Monday, January 03, 2005


  • President APJ Abdul Kalam talked about the tsunami warning system in his convocation address at the University of Hyderabad. The tech savvy president was very enthusiastic about the tech part of it. Listening to Kalam talking so eloquently about it within a couple of days after the disaster, I wondered whether people at the helm genuinely comprehend the depths of the catastrophe and the human misery involved. People like Dr. Kalam seem to be believing in technology for technology's sake.
  • So it was refreshing to see P. Sainath projecting a different viewpoint, which I would think anybody with a little bit of common sense would/should have realised oneself. A quote:
      We have spent the better part of 12 years gutting public health care, privatising hospitals and charging user fees in Government ones from people who cannot pay. Fracturing an already inadequate and fragile system. Now, when there is a deadly danger of epidemics, there is little to fight them with. It is odd that we allow Governments to get away with atrocities against the poor. But sternly hold them to blame for an unprecedented natural disaster.

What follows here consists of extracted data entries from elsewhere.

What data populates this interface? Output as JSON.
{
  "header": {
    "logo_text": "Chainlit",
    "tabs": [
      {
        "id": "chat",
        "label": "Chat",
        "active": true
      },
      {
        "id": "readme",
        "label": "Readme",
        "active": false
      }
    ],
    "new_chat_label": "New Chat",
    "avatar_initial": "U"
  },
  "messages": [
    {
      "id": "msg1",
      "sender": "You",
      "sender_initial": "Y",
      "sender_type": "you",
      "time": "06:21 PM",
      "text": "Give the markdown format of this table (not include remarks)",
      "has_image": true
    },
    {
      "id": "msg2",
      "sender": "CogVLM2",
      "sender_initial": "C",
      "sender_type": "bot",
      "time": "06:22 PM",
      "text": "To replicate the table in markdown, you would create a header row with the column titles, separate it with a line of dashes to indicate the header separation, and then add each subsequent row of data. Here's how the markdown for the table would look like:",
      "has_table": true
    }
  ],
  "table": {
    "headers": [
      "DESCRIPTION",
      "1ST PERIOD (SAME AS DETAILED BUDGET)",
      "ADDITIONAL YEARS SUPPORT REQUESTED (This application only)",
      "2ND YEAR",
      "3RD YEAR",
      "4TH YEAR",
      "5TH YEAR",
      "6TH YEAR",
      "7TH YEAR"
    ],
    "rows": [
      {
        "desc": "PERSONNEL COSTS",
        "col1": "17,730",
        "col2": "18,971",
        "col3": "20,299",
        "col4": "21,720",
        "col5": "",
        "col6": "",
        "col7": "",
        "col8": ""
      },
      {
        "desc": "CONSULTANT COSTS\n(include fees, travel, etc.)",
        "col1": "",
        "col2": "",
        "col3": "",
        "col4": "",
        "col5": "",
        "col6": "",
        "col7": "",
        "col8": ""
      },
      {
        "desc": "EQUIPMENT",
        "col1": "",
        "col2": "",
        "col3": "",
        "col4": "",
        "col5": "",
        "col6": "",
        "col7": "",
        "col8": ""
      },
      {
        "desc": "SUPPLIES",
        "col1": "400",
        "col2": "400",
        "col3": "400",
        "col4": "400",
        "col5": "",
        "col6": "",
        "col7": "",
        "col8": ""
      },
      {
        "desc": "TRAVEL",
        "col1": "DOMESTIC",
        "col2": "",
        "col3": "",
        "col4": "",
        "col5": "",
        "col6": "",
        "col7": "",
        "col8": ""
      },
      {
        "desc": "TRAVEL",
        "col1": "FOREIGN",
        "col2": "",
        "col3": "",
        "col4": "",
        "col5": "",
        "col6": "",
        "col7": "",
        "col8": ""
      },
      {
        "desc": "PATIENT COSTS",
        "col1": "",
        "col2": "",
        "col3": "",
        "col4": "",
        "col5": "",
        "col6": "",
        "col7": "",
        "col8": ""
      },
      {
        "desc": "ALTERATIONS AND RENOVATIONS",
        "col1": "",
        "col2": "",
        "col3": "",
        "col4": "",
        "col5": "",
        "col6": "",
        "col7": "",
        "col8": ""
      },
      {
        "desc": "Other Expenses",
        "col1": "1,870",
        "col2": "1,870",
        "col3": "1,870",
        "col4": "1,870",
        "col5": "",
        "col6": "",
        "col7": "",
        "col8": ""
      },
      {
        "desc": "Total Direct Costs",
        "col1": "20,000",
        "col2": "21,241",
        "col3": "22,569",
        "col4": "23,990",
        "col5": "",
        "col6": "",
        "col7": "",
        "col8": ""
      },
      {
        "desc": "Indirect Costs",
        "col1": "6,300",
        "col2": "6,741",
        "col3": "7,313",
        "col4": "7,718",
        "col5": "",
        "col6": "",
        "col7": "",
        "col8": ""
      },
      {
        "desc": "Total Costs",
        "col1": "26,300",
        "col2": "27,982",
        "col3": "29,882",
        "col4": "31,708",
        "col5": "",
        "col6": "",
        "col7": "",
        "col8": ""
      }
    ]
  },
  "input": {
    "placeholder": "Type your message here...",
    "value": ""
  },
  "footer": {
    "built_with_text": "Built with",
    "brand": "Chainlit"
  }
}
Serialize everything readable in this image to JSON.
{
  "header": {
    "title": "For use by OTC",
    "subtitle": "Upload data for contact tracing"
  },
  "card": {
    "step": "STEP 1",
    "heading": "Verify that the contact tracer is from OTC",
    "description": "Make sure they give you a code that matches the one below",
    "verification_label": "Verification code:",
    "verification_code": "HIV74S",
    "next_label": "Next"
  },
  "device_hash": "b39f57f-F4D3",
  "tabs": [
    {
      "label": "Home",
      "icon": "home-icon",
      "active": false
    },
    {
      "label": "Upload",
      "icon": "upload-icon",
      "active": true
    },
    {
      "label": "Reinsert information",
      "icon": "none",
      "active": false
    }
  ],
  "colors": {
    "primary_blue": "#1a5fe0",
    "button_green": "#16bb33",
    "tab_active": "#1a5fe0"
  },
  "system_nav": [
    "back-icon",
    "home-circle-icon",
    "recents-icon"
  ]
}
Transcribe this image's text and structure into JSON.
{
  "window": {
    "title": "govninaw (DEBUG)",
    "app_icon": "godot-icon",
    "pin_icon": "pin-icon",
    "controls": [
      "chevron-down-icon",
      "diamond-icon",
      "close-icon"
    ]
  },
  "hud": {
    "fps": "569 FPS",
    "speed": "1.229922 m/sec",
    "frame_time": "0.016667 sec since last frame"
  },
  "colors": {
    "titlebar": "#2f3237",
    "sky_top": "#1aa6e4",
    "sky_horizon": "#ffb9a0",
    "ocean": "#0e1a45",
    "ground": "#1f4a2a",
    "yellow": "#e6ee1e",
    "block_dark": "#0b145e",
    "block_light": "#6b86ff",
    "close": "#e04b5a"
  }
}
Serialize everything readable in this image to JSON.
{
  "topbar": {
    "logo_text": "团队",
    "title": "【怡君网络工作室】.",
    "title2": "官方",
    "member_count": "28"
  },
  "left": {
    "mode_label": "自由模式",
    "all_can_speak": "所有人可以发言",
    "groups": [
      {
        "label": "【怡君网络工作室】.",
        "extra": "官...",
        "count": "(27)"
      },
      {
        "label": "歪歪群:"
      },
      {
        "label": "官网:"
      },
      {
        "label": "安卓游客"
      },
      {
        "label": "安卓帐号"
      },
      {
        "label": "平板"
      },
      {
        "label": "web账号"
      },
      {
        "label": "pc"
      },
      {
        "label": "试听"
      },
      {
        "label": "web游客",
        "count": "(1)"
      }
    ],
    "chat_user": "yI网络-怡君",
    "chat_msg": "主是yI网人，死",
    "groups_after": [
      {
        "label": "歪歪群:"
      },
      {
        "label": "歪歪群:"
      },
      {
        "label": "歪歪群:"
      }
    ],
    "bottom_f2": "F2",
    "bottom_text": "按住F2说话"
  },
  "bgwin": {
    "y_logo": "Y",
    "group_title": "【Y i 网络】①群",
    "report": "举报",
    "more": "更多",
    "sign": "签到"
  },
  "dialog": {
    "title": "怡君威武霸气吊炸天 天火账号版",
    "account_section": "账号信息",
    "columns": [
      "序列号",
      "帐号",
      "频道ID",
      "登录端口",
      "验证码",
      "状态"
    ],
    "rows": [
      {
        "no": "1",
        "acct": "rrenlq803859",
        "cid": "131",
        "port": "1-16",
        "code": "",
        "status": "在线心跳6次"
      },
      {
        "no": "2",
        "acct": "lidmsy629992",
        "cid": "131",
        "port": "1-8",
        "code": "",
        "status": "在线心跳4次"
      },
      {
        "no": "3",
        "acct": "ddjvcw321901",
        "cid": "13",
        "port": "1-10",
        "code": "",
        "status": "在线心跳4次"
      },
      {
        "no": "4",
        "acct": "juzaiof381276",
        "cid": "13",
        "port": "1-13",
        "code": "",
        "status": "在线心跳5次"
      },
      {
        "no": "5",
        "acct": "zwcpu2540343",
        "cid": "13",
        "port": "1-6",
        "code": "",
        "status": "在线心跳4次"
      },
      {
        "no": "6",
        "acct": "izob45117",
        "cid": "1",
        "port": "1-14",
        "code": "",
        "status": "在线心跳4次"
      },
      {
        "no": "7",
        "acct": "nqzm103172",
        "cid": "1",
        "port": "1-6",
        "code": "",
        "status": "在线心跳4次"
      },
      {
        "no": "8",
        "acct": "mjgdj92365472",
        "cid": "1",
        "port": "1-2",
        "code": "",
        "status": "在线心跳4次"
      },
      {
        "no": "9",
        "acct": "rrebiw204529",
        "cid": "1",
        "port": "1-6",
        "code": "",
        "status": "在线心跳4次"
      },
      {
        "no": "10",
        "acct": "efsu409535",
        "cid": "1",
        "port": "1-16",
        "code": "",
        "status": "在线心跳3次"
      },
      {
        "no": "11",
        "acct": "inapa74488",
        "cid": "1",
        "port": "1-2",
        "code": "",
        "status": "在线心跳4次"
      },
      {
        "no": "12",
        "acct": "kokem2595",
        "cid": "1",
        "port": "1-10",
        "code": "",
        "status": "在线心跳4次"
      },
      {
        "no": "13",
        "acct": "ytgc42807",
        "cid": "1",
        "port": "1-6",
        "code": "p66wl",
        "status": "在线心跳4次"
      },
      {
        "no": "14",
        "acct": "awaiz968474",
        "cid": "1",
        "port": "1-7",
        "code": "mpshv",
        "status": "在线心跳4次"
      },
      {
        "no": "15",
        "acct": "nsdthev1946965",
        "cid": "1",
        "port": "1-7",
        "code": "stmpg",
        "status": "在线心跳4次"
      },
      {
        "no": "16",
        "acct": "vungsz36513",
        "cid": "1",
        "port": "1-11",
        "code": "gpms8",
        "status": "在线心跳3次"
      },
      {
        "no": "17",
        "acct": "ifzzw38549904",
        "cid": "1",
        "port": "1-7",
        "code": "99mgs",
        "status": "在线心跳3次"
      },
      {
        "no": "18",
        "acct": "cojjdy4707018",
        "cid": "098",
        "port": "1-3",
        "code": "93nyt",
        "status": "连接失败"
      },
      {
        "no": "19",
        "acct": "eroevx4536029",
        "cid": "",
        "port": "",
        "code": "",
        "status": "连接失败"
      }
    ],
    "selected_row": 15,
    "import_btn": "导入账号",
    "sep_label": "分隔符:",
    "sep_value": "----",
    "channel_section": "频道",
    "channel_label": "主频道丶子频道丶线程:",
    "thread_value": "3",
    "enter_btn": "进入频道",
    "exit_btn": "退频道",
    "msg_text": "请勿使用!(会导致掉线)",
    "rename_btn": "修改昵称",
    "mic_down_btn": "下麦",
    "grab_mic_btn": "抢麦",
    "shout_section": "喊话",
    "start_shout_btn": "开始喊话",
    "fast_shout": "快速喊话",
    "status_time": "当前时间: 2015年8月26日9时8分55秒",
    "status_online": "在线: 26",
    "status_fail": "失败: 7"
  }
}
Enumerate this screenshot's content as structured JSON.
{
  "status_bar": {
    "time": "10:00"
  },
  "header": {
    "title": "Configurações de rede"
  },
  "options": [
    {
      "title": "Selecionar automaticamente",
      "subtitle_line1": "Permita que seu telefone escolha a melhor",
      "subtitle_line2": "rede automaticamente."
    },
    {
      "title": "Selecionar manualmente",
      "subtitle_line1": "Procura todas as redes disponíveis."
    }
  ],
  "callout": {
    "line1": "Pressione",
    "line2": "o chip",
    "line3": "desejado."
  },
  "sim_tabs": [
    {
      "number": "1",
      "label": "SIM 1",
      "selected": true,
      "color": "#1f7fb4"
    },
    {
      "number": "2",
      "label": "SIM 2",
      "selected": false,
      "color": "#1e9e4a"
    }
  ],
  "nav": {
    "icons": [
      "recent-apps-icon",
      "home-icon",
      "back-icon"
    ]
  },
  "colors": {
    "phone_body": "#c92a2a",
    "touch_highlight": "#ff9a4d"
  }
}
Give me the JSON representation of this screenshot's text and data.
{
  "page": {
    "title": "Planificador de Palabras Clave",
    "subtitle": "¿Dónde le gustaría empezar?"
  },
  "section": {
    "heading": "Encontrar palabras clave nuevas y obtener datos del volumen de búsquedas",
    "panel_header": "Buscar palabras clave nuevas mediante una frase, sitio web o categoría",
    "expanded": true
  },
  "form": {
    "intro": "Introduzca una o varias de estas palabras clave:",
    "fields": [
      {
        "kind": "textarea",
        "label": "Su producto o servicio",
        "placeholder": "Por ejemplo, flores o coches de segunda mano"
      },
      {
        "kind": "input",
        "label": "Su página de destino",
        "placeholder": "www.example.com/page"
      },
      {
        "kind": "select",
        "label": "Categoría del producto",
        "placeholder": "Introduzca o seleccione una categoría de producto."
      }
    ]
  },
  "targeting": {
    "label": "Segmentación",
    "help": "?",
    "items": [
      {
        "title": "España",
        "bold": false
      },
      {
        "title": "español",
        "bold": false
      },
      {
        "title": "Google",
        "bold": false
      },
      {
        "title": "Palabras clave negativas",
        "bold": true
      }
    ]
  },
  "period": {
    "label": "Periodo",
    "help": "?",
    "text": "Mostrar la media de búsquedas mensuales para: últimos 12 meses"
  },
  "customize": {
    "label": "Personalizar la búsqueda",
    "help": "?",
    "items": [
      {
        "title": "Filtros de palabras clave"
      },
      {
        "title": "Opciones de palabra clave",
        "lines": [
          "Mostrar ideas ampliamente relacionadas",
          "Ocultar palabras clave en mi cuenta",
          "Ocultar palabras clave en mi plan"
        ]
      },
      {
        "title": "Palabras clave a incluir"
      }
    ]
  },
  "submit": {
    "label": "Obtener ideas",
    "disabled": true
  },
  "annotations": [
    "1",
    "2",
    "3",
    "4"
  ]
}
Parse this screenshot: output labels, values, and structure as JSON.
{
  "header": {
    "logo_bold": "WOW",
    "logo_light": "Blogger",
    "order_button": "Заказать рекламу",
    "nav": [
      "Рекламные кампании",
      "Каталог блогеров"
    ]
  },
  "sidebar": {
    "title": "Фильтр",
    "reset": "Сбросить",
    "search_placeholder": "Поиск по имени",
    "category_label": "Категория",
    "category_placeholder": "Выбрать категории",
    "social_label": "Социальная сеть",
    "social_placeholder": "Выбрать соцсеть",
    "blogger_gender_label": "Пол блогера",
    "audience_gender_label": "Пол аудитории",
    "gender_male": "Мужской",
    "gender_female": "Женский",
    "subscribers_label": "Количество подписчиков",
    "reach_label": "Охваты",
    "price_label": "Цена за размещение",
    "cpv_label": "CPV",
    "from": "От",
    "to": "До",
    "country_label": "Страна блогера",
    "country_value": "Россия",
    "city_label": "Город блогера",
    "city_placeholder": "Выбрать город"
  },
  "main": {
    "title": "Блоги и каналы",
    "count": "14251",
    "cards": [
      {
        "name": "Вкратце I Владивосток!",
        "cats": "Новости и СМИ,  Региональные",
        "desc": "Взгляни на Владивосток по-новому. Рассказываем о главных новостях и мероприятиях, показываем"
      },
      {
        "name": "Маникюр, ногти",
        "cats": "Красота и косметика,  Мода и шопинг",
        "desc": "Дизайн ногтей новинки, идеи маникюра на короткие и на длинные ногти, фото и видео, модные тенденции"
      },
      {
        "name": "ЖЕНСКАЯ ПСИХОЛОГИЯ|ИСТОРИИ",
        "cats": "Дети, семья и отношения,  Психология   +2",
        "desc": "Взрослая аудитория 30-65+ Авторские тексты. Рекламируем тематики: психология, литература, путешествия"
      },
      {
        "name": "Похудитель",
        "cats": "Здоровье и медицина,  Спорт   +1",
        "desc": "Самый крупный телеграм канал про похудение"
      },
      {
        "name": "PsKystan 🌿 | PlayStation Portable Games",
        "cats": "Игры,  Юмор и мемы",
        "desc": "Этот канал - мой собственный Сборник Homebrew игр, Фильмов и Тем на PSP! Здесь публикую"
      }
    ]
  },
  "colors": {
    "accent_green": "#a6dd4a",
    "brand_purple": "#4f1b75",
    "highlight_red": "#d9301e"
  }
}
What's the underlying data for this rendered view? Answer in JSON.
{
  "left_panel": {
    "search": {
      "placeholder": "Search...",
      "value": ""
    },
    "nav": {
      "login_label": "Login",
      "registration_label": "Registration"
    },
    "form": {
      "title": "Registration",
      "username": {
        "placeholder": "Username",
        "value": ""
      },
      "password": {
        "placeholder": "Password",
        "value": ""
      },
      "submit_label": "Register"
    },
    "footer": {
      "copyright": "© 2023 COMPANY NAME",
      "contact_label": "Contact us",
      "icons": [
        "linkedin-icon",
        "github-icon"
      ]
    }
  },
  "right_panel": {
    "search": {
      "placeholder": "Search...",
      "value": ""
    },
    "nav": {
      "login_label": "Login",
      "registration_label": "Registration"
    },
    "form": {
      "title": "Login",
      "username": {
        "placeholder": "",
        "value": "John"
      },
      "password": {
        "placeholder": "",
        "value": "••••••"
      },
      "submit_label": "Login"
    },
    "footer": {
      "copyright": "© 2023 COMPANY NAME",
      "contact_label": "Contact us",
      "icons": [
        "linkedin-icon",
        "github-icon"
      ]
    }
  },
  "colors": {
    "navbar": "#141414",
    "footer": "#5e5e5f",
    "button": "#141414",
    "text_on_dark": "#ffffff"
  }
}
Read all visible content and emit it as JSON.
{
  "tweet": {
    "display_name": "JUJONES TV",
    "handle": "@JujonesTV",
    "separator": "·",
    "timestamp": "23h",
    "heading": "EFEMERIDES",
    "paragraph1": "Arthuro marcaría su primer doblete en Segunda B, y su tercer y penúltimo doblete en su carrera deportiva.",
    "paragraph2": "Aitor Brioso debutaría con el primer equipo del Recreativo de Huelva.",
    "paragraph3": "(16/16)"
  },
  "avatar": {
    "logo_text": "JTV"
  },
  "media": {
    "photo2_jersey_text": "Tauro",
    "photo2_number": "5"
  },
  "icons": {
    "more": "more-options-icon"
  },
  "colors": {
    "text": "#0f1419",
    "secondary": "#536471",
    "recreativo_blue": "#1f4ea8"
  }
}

    Sainath's article has many other extremely valid points.
  • Kitabkhana's e-mail to litbloggers:
      Two days ago, a good friend of mine who also blogs started up a blog called Tsunami Help (that's tsunamihelp DOT blogspot DOT com). He thought it might be a good place to start with compiling information about the disaster that's rocked South Asia--you know, put together donor lists, track the death toll, maybe get people thinking. People started joining in, one by one, and then in dozens, and then in scores. In just two days, Tsunami Help wracked up over 1,00,000 hits. It has thirty-odd people posting from all over the world, and that number is growing.